MIEKO TERADA moved to Tama in 1976, at about the same time as everyone else there. Back then, the fast-growing city in Tokyos suburban fringe was busy with young married couples and children. These days, however, the strip of shops where Ms Terada runs a café is deathly quiet, her clientele elderly. The people of Tama and their apartments are all growing old and decrepit at the same time, she says.
In the mid-1990s Japan had a smaller proportion of over-65s than Britain or Germany. Thanks to an ultra-low birth rate, admirable longevity and a stingy immigration policy, it is now by far the oldest country in the OECD. And senescence is spreading to new areas. Many rural Japanese villages have been old for years, because young people have left them for cities. Now the suburbs are greying, too.
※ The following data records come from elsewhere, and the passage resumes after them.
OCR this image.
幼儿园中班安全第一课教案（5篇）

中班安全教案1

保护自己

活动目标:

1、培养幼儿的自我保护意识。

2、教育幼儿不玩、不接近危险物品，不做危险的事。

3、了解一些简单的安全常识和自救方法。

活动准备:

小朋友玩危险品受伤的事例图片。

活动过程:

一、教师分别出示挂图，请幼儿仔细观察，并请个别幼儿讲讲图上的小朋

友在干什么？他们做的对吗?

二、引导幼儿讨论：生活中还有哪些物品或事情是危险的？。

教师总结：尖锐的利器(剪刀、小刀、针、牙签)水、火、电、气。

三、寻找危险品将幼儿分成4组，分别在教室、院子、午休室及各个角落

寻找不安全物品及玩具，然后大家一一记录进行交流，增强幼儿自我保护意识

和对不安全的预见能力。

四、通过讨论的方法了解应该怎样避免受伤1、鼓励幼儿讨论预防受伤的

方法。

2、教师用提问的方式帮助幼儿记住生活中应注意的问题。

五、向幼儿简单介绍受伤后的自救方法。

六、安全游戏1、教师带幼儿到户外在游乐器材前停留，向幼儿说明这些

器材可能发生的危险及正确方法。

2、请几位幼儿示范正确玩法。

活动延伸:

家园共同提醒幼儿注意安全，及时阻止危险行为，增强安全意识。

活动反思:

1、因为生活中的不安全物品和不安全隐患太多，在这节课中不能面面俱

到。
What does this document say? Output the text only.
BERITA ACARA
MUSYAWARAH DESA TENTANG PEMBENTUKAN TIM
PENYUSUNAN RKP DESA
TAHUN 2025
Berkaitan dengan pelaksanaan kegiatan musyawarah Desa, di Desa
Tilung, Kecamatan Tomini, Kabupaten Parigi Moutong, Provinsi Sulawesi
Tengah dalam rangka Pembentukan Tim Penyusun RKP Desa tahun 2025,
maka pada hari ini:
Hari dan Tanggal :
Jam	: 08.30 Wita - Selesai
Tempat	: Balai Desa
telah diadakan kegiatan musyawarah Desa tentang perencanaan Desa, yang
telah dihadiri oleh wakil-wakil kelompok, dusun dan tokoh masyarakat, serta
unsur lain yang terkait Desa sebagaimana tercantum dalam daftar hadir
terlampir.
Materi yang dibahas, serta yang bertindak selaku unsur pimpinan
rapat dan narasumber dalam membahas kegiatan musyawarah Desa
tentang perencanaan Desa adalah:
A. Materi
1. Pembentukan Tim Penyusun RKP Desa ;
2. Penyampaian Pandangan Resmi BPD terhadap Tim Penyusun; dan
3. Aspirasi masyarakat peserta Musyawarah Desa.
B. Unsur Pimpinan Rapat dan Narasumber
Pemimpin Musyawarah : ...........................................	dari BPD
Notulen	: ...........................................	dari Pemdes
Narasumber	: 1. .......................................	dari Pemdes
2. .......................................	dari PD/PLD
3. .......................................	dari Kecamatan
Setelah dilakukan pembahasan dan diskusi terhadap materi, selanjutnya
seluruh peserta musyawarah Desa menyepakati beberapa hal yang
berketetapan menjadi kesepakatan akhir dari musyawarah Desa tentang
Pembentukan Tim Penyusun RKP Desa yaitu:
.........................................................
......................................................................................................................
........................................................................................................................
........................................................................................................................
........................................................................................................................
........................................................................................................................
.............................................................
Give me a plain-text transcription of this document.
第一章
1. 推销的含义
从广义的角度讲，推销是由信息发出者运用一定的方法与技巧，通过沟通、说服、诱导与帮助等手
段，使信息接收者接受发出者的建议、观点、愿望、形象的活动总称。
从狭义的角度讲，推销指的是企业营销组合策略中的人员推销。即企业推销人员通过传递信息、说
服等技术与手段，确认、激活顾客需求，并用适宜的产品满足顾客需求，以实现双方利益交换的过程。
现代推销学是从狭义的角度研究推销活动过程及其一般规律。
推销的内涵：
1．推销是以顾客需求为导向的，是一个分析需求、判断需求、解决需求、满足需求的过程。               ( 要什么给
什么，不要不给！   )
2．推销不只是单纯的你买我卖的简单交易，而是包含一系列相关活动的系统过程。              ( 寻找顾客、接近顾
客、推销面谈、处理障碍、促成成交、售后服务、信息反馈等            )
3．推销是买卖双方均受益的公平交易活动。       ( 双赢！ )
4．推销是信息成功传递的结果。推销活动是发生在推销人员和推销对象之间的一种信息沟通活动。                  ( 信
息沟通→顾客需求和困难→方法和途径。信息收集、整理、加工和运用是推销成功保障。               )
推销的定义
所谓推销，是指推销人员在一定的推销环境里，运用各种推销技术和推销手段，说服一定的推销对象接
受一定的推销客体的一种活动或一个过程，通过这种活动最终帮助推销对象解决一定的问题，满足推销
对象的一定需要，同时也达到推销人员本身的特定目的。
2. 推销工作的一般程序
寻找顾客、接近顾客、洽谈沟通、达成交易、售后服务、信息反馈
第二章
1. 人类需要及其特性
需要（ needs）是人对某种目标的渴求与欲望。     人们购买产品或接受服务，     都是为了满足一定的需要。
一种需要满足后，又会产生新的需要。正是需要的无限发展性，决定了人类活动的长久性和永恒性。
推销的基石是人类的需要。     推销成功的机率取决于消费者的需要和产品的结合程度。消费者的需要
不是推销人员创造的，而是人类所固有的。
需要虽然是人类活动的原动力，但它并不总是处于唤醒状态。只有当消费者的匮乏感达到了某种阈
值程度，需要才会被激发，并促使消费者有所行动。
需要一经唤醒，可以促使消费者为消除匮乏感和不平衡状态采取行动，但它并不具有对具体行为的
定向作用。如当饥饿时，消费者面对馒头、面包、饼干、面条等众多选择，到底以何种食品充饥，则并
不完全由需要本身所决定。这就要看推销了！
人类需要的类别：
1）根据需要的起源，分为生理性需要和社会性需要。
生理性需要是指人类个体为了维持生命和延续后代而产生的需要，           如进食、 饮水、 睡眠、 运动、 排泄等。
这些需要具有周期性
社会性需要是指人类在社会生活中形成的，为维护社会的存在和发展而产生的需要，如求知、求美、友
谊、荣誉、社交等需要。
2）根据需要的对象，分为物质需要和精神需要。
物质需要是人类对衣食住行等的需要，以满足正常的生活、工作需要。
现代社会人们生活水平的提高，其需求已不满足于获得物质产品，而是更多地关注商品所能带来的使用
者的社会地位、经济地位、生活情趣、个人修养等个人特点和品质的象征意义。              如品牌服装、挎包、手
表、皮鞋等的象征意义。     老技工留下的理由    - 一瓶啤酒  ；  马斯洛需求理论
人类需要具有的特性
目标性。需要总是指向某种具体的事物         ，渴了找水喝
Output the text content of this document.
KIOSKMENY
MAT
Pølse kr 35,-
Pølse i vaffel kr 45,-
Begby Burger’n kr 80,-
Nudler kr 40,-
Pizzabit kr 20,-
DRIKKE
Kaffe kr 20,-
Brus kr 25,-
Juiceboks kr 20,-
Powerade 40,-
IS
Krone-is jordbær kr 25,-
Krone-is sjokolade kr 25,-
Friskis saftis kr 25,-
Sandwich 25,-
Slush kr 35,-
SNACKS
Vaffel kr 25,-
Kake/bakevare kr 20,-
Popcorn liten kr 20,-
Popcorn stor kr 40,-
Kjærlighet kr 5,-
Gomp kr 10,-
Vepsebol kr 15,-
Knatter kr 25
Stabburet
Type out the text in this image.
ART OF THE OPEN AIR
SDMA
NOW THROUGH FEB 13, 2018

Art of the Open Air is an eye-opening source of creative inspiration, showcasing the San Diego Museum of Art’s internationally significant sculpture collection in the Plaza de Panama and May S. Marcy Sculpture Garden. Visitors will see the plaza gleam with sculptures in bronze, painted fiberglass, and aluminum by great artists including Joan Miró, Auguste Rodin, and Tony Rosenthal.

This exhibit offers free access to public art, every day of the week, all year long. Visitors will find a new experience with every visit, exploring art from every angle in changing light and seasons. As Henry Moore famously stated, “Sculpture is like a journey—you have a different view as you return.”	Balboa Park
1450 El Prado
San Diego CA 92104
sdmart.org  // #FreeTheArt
who knows maybe one day the head office of Akihabara.Tokyo will be located in a small rural Japanese town :D
Several small towns and villages are using creative ideas to attract young families and small businesses to move to the countryside. Kamiyama city's Green Valley initiative is one of them.
Mishima's offer of free cows and paying for dates is an interesting one :o)
Echigo Tsumari Art Field and its Arts Triennial exhibitions show a unique idea for attracting people to a rural area and keeping the rural economy going.
Several villages in Shikoku are offering high speed internet connections at low rates to get small companies to move software development to those places. Given the communication skills of some developers here, there is no difference whether they work in Akihabara or in hermitages :p.
I used to take young volunteers to plant rice and shovel snow in rural Japan. Some day, I might be able to move there and form a small IT business. who knows!